Psoriasis is a chronic autoimmune skin condition that can be triggered or exacerbated by various environmental and lifestyle factors. While the exact cause of psoriasis is not fully understood, these triggers can play a significant role in worsening the symptoms.
According to Dr Swapna Priya, Consultant – Dermatology of CARE Hospitals, HITEC City, Hyderabad talked about environmental and lifestyle factors that aggravate the symptoms of Psoriasis.
Identifying and managing these triggers can help individuals with psoriasis better control their condition.
Here are some common triggers to be aware of:
Stress is a well-known trigger for psoriasis flare-ups. High stress levels can lead to immune system activation, which can worsen symptoms. Practicing stress-reduction techniques such as meditation, yoga, and deep breathing can be helpful.
Infections, particularly streptococcal infections, can trigger or worsen psoriasis symptoms. Strep throat, for example, has been linked to the onset of guttate psoriasis. Prompt treatment of infections may help prevent flare-ups.
Cold and dry weather can lead to skin dryness and irritation, potentially triggering psoriasis symptoms. On the other hand, some people experience improvement in warmer, more humid climates. Proper moisturizing during cold weather can help.
4. Skin Trauma
Injuries to the skin, including cuts, scrapes, sunburns, and even tattoos, can trigger the Koebner phenomenon, where psoriasis develops at the site of the injury. Being cautious and protecting your skin can reduce the risk.
Certain medications, such as beta-blockers, lithium, and antimalarial drugs, can trigger or worsen psoriasis symptoms. If you suspect a medication is impacting your psoriasis, consult your healthcare provider before making any changes.
6. Alcohol and Smoking
Excessive alcohol consumption and smoking have been linked to increased psoriasis severity and reduced treatment effectiveness. Quitting smoking and moderating alcohol intake can have positive effects.
While there’s no specific “psoriasis diet,” some people find that certain foods may trigger flare-ups. Common culprits include spicy foods, alcohol, and processed foods. Maintaining a balanced, healthy diet rich in fruits, vegetables, and whole grains can be beneficial.
Obesity is associated with a higher risk of psoriasis and more severe symptoms. Losing weight through a healthy diet and regular exercise can help improve both psoriasis and overall health.
9. Hormonal Changes
Hormonal changes, such as during pregnancy or menopause, can impact psoriasis symptoms. Consult a healthcare provider for guidance on managing psoriasis during these times.

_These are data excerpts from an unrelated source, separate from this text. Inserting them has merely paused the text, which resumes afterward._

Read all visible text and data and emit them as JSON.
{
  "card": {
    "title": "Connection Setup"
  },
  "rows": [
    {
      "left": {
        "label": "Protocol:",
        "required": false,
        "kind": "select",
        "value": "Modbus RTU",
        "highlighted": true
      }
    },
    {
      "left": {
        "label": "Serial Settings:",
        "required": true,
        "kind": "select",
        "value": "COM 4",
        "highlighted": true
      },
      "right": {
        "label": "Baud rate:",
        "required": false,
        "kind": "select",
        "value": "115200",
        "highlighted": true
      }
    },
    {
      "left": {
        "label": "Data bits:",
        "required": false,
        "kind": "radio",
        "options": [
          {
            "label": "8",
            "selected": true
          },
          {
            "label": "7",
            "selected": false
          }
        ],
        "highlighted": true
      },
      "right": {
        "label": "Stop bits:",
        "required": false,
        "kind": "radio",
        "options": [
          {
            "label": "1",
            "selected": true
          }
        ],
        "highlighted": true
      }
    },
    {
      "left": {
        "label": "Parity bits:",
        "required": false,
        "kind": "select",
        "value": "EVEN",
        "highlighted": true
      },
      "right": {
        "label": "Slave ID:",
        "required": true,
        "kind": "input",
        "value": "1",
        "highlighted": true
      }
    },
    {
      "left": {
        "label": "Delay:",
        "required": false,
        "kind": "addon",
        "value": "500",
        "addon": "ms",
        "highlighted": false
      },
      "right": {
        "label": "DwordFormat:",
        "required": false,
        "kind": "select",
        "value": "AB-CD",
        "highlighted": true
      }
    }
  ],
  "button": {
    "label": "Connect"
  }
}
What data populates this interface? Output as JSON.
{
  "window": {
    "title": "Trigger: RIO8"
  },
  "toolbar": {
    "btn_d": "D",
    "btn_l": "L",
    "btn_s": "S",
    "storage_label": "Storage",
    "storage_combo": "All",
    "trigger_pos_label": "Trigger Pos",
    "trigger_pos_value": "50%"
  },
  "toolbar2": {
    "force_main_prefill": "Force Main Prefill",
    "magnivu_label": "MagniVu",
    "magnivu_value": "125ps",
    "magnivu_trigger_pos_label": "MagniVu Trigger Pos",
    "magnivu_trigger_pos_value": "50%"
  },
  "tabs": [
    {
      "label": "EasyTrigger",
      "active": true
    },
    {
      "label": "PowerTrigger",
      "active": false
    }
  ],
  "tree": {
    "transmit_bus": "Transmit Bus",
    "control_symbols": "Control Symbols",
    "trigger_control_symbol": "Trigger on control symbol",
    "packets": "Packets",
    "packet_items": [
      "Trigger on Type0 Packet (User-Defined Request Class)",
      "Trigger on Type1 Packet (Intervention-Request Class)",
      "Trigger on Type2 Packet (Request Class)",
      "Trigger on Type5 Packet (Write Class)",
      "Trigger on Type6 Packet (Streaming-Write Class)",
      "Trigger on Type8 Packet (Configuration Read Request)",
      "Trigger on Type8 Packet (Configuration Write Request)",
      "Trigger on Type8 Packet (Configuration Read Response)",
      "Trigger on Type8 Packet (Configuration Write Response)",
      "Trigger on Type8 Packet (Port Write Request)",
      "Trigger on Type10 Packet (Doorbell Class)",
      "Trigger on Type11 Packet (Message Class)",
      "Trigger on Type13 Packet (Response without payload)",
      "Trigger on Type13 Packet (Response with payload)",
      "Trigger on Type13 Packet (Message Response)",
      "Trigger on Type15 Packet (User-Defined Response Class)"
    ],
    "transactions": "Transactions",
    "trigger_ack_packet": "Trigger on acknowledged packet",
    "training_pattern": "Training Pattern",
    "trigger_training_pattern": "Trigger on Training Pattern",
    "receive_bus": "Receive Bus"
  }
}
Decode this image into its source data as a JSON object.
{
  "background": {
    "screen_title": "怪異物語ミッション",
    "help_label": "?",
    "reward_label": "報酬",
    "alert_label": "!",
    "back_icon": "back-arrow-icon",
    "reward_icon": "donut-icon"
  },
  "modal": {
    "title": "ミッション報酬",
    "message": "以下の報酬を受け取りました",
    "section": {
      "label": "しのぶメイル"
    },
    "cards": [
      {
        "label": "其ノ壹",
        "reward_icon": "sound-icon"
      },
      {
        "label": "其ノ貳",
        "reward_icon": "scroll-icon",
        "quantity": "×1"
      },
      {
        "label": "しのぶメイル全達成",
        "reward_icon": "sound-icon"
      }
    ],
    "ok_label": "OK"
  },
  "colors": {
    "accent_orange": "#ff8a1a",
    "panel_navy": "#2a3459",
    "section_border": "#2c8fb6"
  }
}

Allergic reactions or sensitivities to certain substances, such as fragrances or dyes, can trigger psoriasis symptoms. Identifying and avoiding these triggers can be helpful.
11. Alcohol Consumption
Excessive alcohol consumption can exacerbate psoriasis symptoms. Reducing alcohol intake or avoiding it altogether may help manage the condition.
Smoking has been linked to an increased risk of developing psoriasis and worsening symptoms in those who already have it. Quitting smoking can have positive effects on psoriasis and overall health.

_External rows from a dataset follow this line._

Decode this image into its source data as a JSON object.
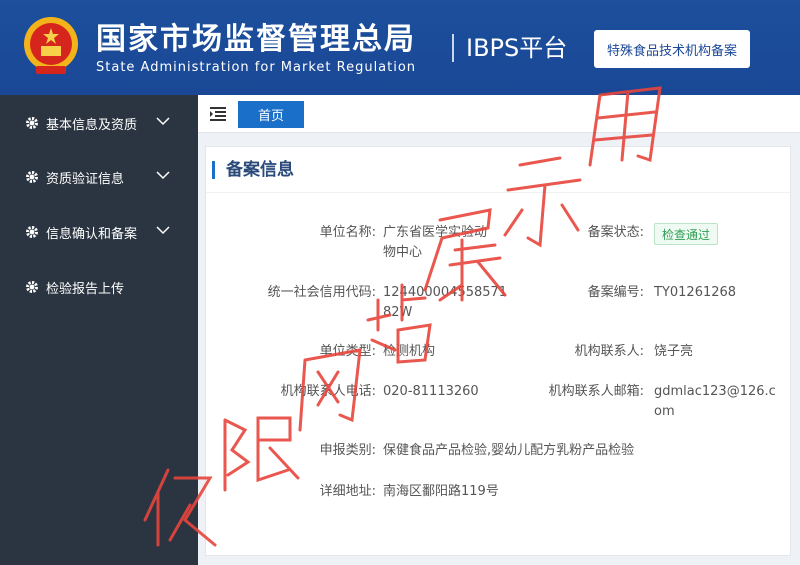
{
  "header": {
    "title_cn": "国家市场监督管理总局",
    "title_en": "State Administration for Market Regulation",
    "platform": "IBPS平台",
    "filing_button": "特殊食品技术机构备案",
    "brand_color": "#1a4896"
  },
  "sidebar": {
    "items": [
      {
        "label": "基本信息及资质",
        "icon": "gear-icon",
        "expandable": true
      },
      {
        "label": "资质验证信息",
        "icon": "gear-icon",
        "expandable": true
      },
      {
        "label": "信息确认和备案",
        "icon": "gear-icon",
        "expandable": true
      },
      {
        "label": "检验报告上传",
        "icon": "gear-icon",
        "expandable": false
      }
    ]
  },
  "tabs": {
    "home": "首页"
  },
  "panel": {
    "title": "备案信息",
    "fields": {
      "unit_name": {
        "label": "单位名称:",
        "value": [
          "广东省医学实验动",
          "物中心"
        ]
      },
      "filing_status": {
        "label": "备案状态:",
        "value": "检查通过"
      },
      "credit_code": {
        "label": "统一社会信用代码:",
        "value": [
          "124400004558571",
          "82W"
        ]
      },
      "filing_number": {
        "label": "备案编号:",
        "value": "TY01261268"
      },
      "unit_type": {
        "label": "单位类型:",
        "value": "检测机构"
      },
      "contact_person": {
        "label": "机构联系人:",
        "value": "饶子亮"
      },
      "contact_phone": {
        "label": "机构联系人电话:",
        "value": "020-81113260"
      },
      "contact_email": {
        "label": "机构联系人邮箱:",
        "value": [
          "gdmlac123@126.c",
          "om"
        ]
      },
      "report_category": {
        "label": "申报类别:",
        "value": "保健食品产品检验,婴幼儿配方乳粉产品检验"
      },
      "address": {
        "label": "详细地址:",
        "value": "南海区鄱阳路119号"
      }
    }
  },
  "watermark": {
    "text": "仅限网站展示用",
    "color": "#e8453c"
  }
}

It’s important to note that triggers can vary from person to person, and not everyone will experience the same reactions. Keeping a journal to track symptoms and potential triggers can help identify patterns.
If you have psoriasis, working closely with a dermatologist or healthcare provider can help you develop a personalized plan for managing your condition and avoiding triggers.